“Auto-emprego”: morrer de trabalhar aos 33 anos …

Artigo de Fernando Almeida, publicado no Facebook.

O título é minha responsabilidade.

Na semana passada, um motoboy a serviço de um desses aplicativos de entrega sofreu um AVC quando levava uma encomenda ao bairro de Perdizes, em São Paulo. Um motorista do uber, acionado para levar o rapaz de 33 anos a um hospital, se recusou a transportá-lo quando viu que ele tinha urinado nas próprias roupas. Antes disso, a empresa do aplicativo, consultada pela cliente que havia solicitado a entrega, limitou-se a orientá-la a dar baixa no pedido. O entregador morreu no hospital, depois de esperar quase duas horas por uma ambulância do SAMU. A médica que o atendeu disse que o frio da noite paulistana havia acentuado a gravidade do quadro. Familiares disseram que o rapaz trabalhava doze horas por dia, de segunda a segunda.

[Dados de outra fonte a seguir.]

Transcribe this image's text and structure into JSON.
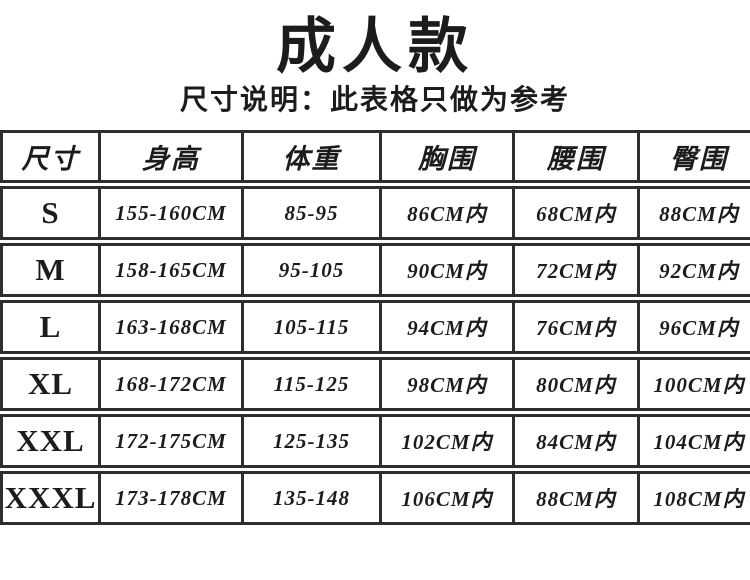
{
  "colors": {
    "text": "#1c1c1c",
    "border": "#2e2e2e",
    "background": "#ffffff"
  },
  "chart_data": {
    "type": "table",
    "title": "成人款",
    "subtitle": "尺寸说明：此表格只做为参考",
    "columns": [
      "尺寸",
      "身高",
      "体重",
      "胸围",
      "腰围",
      "臀围"
    ],
    "rows": [
      [
        "S",
        "155-160CM",
        "85-95",
        "86CM内",
        "68CM内",
        "88CM内"
      ],
      [
        "M",
        "158-165CM",
        "95-105",
        "90CM内",
        "72CM内",
        "92CM内"
      ],
      [
        "L",
        "163-168CM",
        "105-115",
        "94CM内",
        "76CM内",
        "96CM内"
      ],
      [
        "XL",
        "168-172CM",
        "115-125",
        "98CM内",
        "80CM内",
        "100CM内"
      ],
      [
        "XXL",
        "172-175CM",
        "125-135",
        "102CM内",
        "84CM内",
        "104CM内"
      ],
      [
        "XXXL",
        "173-178CM",
        "135-148",
        "106CM内",
        "88CM内",
        "108CM内"
      ]
    ]
  }
}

Esse episódio terrível ilustra muitos aspectos do momento social e político em que entramos. As pessoas evitam sair de casa porque as cidades grandes se tornaram intransitáveis e perigosas ou porque o cotidiano embrutecido que vivemos nos faz preferir a segurança da distância e da impessoalidade (o “conforto”) a qualquer forma de interação humana que se dê fora das pequenas cidadelas privadas (condomínios, academias, escritórios) em que nos refugiamos contra o inferno hobbesiano da via pública. A tecnologia cria novas formas de trabalho precário, intensificando a jornada dos trabalhadores até o nível da autoexploração, numa interminável maratona pela sobrevivência.

Trabalhar “para si mesmo” sem folga, sem férias, sem proteção social contra os riscos de sua atividade não é uma expressão da liberdade de escolha do trabalhador, de uma “autonomia” do trabalho criada pela tecnologia dos aplicativos digitais: é um sintoma da sua desfiliação, do seu isolamento frente a um regime econômico que, em vez de substituir a mão de obra humana pela tecnologia e liberar as pessoas do trabalho, parece antes substituir os empregadores pela tecnologia no controle direto da força de trabalho. Os empregadores em carne e osso ou mesmo as empresas com suas instalações físicas desapareceram: o patrão é o capital. Ninguém “escolhe” trabalhar e, portanto, ninguém escolhe as condições sob as quais trabalha se delas depende algo absolutamente inegociável como a própria vida.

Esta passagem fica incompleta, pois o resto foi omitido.